There are a ton of challenges. We’ve got all these great drugs, but still, some patients don’t respond, and many develop resistance. To me, one of the biggest things that we have to understand is how we can, scientifically, overcome treatment resistance to targeted therapy or immunotherapy.
Another challenge, that is perhaps even lower-hanging fruit, is getting these great therapies that we have to all of our patients and overcoming care disparities. Those disparities have been highlighted by COVID-19 [coronavirus disease 2019] and by some of the current things going on. We know that, in lung cancer, minority patients are screened less, and there is less molecular testing. We don’t always treat to the test, but if we could overcome that and diagnose and treat all patients appropriately, we could make up a lot of ground pretty quickly.
Lung cancer screening had the misfortune of growing up in an age when there was increased skepticism about cancer screening in general. That is certainly understandable; we don’t want to overtreat or harm patients who may not have cancers.
However, lung cancer screening also has some of the best data out there in terms of decreasing mortality from lung cancer. We know that a simple CT scan can do that. We have great randomized trials that show unfortunately, still less than 10% of eligible patients are screened. That number is even less in minority populations with other socioeconomic disparities. We could really move the needle a lot by increasing our screening programs. We should be having discussions of screening with our patients to tell them about the risks and benefits [of screening] to give them the option to decide whether they want to be screened for lung cancer.

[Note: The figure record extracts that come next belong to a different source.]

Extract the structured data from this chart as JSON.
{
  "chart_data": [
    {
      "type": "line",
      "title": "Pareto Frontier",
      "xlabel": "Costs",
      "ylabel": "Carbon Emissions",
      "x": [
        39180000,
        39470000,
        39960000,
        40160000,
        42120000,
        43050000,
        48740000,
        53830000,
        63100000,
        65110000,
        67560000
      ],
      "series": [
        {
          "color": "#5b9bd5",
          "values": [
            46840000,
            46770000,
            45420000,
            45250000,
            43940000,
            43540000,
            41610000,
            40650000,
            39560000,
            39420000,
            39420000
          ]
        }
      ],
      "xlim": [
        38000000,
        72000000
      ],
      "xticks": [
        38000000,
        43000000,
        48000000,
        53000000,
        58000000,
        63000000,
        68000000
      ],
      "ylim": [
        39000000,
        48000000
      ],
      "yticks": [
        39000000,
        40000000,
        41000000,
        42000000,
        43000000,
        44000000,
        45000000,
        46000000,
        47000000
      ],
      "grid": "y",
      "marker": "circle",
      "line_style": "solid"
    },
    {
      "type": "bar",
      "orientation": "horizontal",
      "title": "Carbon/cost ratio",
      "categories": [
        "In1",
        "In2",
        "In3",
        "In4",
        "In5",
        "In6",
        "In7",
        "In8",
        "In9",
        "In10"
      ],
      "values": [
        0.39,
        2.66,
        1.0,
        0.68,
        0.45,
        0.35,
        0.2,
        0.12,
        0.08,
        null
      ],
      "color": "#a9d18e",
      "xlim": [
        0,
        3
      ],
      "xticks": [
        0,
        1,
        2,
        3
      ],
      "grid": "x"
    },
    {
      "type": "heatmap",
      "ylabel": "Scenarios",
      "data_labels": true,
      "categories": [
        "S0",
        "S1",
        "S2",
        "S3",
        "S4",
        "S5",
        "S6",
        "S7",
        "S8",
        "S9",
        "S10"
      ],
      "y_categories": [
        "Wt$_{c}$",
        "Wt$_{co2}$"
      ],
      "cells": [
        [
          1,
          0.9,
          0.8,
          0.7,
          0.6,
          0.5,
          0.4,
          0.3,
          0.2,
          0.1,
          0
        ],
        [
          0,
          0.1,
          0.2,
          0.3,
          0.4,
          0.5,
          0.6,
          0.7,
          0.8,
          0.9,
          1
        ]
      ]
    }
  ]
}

Screening is down, but we also know that diagnoses are down, perhaps by as much as 50% in some parts of the country during certain months. Ordinarily, that would be something we would love to talk about—a decrease in lung cancer—but we know that those cases haven’t gone away. Cases are going undiagnosed during COVID-19 because patients are staying away from doctors. That is going to cause a bit of a lag [in diagnosing]. I worry that a lot of the gains made in lung cancer may be erased. It’s never been more important to be in close communication with [your patients] to understand when they should be screened and [convey] a safe way to do it within the COVID-19 environment. Certainly, if patients have symptoms, they shouldn’t push them off for fear of COVID-19. We need to be careful, but we need to make sure that we diagnose lung cancers at a time when we can still treat them.

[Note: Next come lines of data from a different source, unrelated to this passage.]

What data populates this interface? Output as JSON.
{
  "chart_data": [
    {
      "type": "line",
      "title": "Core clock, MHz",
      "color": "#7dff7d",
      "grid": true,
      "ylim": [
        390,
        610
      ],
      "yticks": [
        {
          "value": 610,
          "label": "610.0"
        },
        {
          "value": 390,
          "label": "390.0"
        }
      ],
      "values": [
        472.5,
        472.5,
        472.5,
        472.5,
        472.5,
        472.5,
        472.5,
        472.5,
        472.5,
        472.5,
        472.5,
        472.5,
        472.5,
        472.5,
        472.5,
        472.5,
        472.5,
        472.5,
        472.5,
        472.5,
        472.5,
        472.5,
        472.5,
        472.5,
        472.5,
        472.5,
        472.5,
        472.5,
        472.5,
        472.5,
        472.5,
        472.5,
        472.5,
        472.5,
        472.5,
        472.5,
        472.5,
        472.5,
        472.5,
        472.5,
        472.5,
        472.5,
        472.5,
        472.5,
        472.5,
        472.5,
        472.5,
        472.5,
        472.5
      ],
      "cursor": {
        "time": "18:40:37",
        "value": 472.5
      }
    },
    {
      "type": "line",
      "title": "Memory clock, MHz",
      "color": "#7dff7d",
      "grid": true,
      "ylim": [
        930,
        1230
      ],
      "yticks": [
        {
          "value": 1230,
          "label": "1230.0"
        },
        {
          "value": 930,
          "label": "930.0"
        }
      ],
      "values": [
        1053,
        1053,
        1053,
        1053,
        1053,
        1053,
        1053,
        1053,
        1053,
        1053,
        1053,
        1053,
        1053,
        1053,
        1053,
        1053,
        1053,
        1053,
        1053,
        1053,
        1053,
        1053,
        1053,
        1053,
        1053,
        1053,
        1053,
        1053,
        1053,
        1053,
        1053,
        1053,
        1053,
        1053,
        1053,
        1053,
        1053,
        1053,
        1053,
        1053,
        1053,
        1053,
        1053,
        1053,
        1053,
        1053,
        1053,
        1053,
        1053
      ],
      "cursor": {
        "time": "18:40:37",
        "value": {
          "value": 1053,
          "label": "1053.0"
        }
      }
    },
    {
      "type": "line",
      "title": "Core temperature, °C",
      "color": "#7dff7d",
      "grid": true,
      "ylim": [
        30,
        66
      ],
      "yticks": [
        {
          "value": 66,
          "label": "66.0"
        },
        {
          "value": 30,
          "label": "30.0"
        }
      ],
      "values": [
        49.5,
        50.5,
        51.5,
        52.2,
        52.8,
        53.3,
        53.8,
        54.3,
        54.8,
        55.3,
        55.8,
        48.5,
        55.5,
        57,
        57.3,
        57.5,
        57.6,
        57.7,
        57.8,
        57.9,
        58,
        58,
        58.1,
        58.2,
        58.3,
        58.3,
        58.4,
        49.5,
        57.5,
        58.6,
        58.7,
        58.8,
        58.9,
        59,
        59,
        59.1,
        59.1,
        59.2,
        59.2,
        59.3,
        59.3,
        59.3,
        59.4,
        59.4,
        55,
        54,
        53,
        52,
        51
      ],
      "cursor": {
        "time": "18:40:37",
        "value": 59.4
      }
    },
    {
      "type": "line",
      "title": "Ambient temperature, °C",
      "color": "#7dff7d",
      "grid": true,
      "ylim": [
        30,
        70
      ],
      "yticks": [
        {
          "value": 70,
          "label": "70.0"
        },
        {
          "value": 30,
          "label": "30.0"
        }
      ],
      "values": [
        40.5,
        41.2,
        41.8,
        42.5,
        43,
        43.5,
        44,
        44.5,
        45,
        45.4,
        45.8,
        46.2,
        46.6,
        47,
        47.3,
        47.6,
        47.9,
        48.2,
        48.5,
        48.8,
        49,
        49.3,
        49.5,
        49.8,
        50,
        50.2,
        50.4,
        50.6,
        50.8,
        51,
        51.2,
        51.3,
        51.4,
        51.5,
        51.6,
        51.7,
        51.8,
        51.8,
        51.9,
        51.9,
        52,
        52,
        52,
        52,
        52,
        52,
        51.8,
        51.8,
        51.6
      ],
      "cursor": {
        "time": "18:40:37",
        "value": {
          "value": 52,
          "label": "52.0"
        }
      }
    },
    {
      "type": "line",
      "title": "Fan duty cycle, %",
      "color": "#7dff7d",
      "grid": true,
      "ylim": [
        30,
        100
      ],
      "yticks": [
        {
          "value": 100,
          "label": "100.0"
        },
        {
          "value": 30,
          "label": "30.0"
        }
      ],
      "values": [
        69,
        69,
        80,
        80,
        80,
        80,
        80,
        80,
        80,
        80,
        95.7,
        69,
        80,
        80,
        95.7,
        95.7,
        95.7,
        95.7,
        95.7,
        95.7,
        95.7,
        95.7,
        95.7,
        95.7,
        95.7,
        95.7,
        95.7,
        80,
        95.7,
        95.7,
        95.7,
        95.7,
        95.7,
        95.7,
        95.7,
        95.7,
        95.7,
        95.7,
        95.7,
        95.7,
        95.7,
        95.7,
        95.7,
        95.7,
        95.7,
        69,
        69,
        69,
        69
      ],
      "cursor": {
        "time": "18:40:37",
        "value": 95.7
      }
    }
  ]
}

A lot of community oncologists out there are working incredibly hard and they are seeing all different types of tumors. They may only see a handful of [lung] tumors each year, so they might not know the nuances of [treatment]. They may never see a patient with one of these mutations that we now have first-line drugs for. Education, getting the word out, and gaining some expert advice is always helpful when needed. At least talking to a specialist is good and perhaps some of the barriers have decreased with telemedicine.
A lot of great stuff is happening that it is hard to keep up with. Obviously, there is excitement about KRAS inhibitors. We’ve talked about that pathway as being potentially undruggable.
There is also a lot of drugs that are potentially being combined with immunotherapies that we already use to try to increase responses and make a cold tumor hot.
There are also some great drugs in the inflammatory space such as IL-1 [interleukin-1] beta inhibitors that we can maybe use to prevent the progression of cancer. Can we use them in combination with immunotherapy for other responses? There is so much going on; we have to continue to fund research, look to new research, and think about how we can get that research to the clinic.